Die Schweiz spielt im Vatikan eine bedeutende Rolle. Warum? Vor allem durch die Schweizergardisten. Seit 1506 schützen sie die Päpste und prägen mit den Werten, für die sie stehen, ein besonderes Bild: Zuverlässigkeit, Treue und Standhaftigkeit werden durch sie mit der Schweiz verbunden. Die Präsenz von Schweizer:innen im Vatikan und in Rom beschränkt sich aber nicht auf sie. Veronika Jehle, Redaktorin beim Forum-Magazin der katholischen Kirche Zürich, hat zusammen mit Fotograf Christoph Wider einige von ihnen in der ewigen Stadt besucht.
Der Journalist
Wir laufen über den Petersplatz, wo sich unzählige Menschen tummeln. Pilgergruppen kommen uns entgegen, als wir in die Via della Conciliazione einbiegen. Sie tragen das Pilgerkreuz des Heiligen Jahres 2025, singen Lieder und beten den Rosenkranz in ihrer jeweiligen Muttersprache. Bald sind wir an der Piazza Pia angekommen: beim Dikasterium, also einem vatikanischen Ministerium, für Kommunikation.
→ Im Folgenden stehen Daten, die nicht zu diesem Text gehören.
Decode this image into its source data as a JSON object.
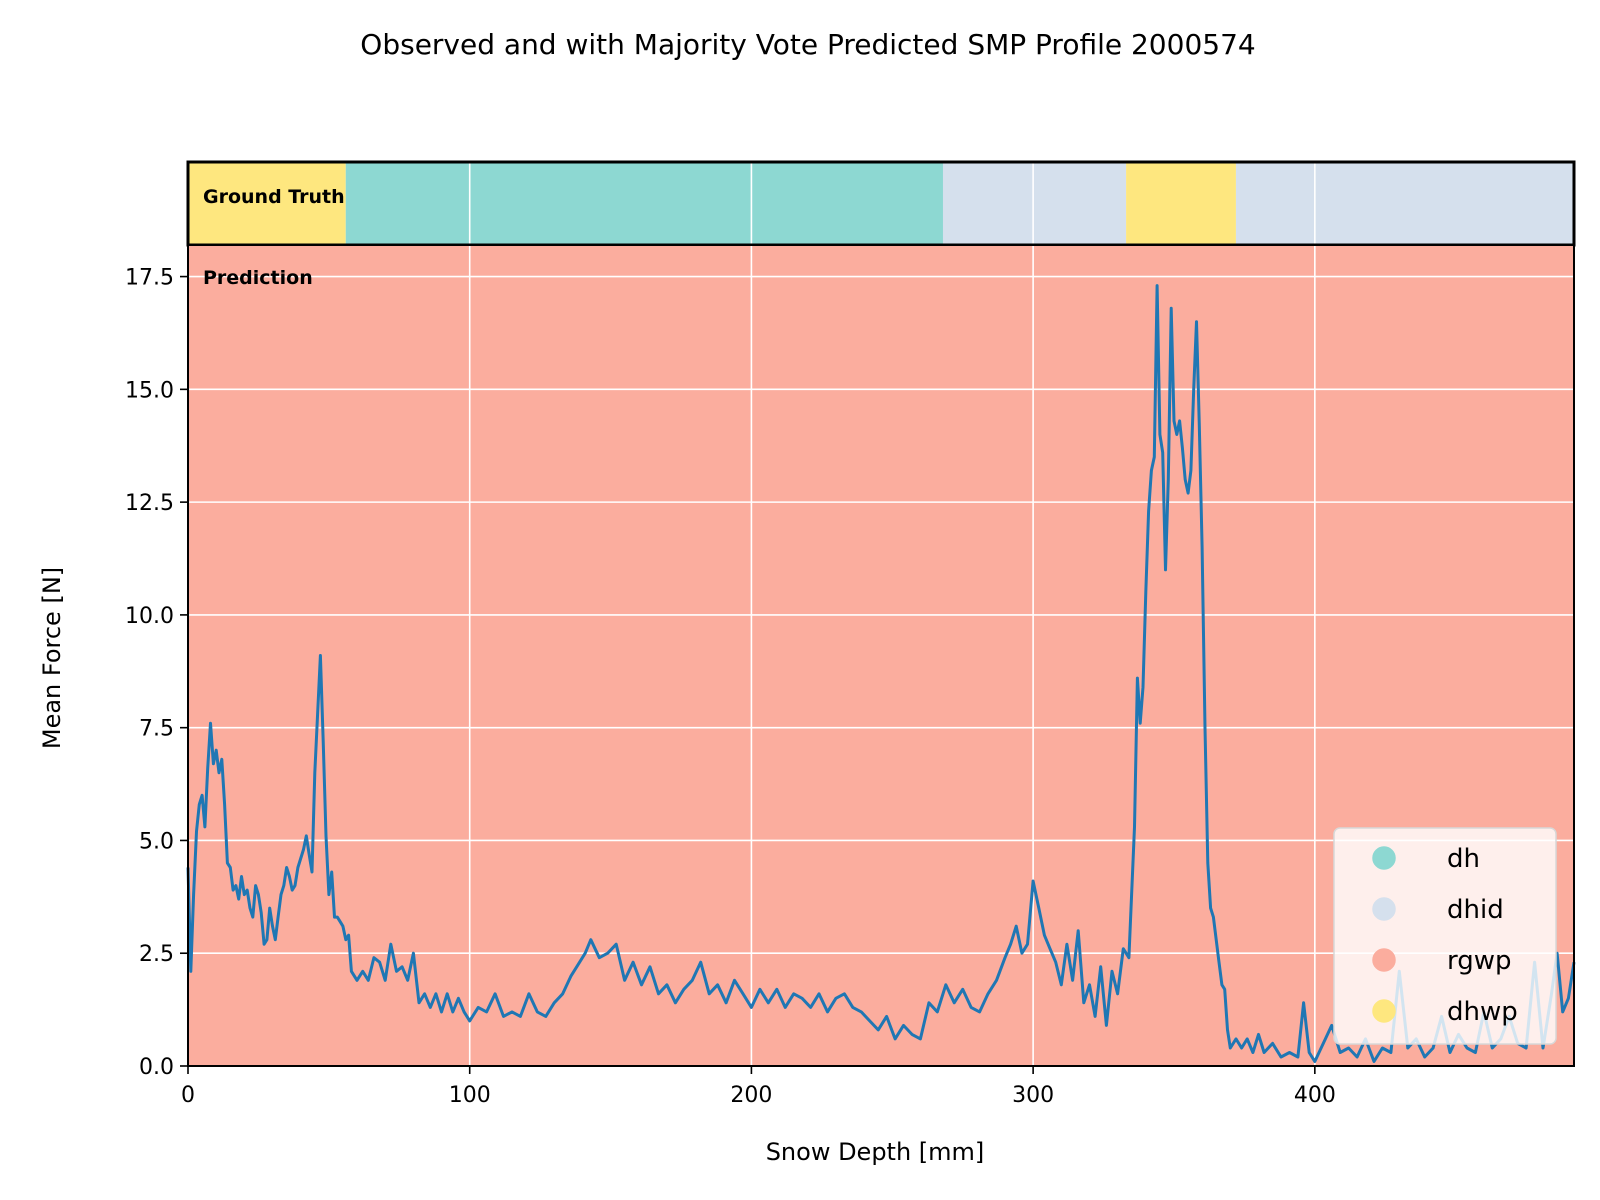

Mario Galgano kommt an den Empfang geeilt. Schon hier am Eingang merkt man deutlich, wie viel gerade zu tun ist in dieser Woche des Konklaves. Positiver Stress liegt in der Luft. Die Papstwahl ist für alle ein zusätzliches Ereignis, das niemand längerfristig einplanen konnte. Mario Galgano beginnt geradewegs zu erzählen: Sein Arbeitsort hier sei «wie eine Mini-UNO in Rom». Aus rund 60 Nationen kommen die 600 Angestellten zusammen. Sie alle übersetzen, schreiben, kommentieren, tragen in unzähligen Sprachen die Worte des Papstes um die Welt – «vereinte Nationen» der päpstlichen Medienarbeit.
Mario Galgano ist die eine Schweizer Stimme. Wer auf Vatican News deutschsprachige Nachrichten liest und hört, kommt an ihm nicht vorbei, ebenso, wer dem Papst auf Deutsch auf Facebook, Instagram oder X folgt. Der geborene Schwyzer erreicht ein Millionenpublikum, immer mit den Worten des Mannes in der weissen Soutane. Wer der Papst für ihn sei? «Mein Chef, mein Verleger», antwortet er spitzbübisch, aber nicht minder respektvoll.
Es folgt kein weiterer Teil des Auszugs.